Today’s tailgaters at Bonge’s are a diverse group. Some bring intricate seating options with impressive trays of fruit, cheeses and other hors d’oeuvres accompanied by wine and soft mood music. Others are happy to bring a bag of peanuts, a cooler full of beer, and perch on the back of their SUVs. Groups of complete strangers often meet and become best friends before the night is through.
When it comes to tailgating options, Bonge’s is a great destination and provides an opportunity to enjoy a little fellowship in a unique, down-home environment. For more information, including driving directions and tailgating etiquette, visit www.bongestavern.com.

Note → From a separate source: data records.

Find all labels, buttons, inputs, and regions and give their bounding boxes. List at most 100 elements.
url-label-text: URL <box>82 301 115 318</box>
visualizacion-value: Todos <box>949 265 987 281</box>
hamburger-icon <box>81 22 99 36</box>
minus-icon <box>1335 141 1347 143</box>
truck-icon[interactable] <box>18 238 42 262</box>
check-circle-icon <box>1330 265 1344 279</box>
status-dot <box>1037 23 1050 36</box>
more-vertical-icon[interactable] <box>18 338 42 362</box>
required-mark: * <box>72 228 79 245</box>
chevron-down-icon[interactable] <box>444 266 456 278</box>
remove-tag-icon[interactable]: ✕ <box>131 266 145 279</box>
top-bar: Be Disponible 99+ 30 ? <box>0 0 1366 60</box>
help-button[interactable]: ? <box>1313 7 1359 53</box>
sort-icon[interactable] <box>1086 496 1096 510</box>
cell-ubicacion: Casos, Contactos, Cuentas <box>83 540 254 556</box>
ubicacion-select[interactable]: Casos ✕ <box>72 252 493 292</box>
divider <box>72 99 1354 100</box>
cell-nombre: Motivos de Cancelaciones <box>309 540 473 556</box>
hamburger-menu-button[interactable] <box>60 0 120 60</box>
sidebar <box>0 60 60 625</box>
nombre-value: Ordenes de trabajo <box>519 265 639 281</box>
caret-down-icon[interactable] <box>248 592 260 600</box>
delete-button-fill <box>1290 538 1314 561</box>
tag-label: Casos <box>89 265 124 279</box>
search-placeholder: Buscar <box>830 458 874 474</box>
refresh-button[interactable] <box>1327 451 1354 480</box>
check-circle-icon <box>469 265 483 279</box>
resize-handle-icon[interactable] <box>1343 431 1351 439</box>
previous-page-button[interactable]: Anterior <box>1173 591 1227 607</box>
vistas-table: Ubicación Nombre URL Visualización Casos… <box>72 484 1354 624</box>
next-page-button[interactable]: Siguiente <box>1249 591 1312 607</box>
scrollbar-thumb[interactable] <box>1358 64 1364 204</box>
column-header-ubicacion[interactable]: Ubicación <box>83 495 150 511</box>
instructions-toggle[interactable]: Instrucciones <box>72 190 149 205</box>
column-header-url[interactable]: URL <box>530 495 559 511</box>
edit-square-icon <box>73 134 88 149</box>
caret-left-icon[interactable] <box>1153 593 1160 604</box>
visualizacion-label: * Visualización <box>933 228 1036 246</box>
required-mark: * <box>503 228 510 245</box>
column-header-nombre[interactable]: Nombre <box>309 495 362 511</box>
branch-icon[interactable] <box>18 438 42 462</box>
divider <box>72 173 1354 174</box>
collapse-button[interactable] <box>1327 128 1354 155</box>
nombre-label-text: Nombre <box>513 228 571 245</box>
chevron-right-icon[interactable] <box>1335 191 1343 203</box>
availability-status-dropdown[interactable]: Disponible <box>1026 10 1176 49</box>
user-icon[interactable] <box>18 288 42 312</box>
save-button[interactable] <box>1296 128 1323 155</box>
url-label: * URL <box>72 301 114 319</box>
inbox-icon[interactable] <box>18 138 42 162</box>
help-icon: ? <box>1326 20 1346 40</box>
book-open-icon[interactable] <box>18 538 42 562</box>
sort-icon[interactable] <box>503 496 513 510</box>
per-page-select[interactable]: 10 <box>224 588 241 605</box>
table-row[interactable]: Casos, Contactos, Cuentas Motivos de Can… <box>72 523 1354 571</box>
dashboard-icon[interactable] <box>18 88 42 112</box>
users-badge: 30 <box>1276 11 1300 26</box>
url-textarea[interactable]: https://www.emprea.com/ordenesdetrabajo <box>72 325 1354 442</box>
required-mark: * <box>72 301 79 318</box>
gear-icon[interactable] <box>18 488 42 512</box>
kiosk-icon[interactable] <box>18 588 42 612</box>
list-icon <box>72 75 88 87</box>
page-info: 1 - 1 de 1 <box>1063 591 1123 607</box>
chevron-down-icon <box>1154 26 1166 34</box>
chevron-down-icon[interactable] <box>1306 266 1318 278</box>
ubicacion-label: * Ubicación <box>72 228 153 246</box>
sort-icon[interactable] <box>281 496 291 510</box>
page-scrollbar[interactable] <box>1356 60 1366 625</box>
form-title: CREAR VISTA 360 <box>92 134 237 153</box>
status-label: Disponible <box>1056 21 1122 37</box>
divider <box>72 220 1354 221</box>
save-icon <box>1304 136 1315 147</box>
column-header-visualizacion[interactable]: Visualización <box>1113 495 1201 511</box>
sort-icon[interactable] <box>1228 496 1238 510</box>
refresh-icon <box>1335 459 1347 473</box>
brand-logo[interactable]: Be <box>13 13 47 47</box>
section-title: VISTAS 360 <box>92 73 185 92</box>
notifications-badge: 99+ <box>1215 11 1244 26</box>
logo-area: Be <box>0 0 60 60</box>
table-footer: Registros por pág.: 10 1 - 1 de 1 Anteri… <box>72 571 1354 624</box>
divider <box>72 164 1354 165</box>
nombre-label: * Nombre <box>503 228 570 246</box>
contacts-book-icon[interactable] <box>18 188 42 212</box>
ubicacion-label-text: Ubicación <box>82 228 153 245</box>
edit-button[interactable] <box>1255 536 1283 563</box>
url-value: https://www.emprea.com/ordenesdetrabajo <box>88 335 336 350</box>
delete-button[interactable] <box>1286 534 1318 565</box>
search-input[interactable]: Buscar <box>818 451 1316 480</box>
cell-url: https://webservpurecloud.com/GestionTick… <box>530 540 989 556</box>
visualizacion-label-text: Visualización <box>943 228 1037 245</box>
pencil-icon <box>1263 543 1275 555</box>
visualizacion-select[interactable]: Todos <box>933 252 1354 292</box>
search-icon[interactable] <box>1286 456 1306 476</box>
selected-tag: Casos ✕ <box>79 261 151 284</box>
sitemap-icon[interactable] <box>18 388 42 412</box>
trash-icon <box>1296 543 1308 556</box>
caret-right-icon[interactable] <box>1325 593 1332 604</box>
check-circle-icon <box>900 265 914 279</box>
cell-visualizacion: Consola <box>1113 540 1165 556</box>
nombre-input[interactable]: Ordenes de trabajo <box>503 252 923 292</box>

A Brief History of Tailgating
There are a few different versions of how tailgating came to be, but the one most believed has to do, of course, with football. Apparently, the first college football game in 1869, between Rutgers and Princeton universities, brought the initial marriage between food and sports. It was customary at the time for spectators to share a wild game and fish dinner before the games.
Participants would back up their trucks or station wagons and put the tailgate down in order to sit and enjoy the festivities or make food available. This pre-game ritual became known as tailgating, and the pastime has not only become synonymous with attending football games, but other sports in general, as well as with concerts and social events, bringing groups of people together.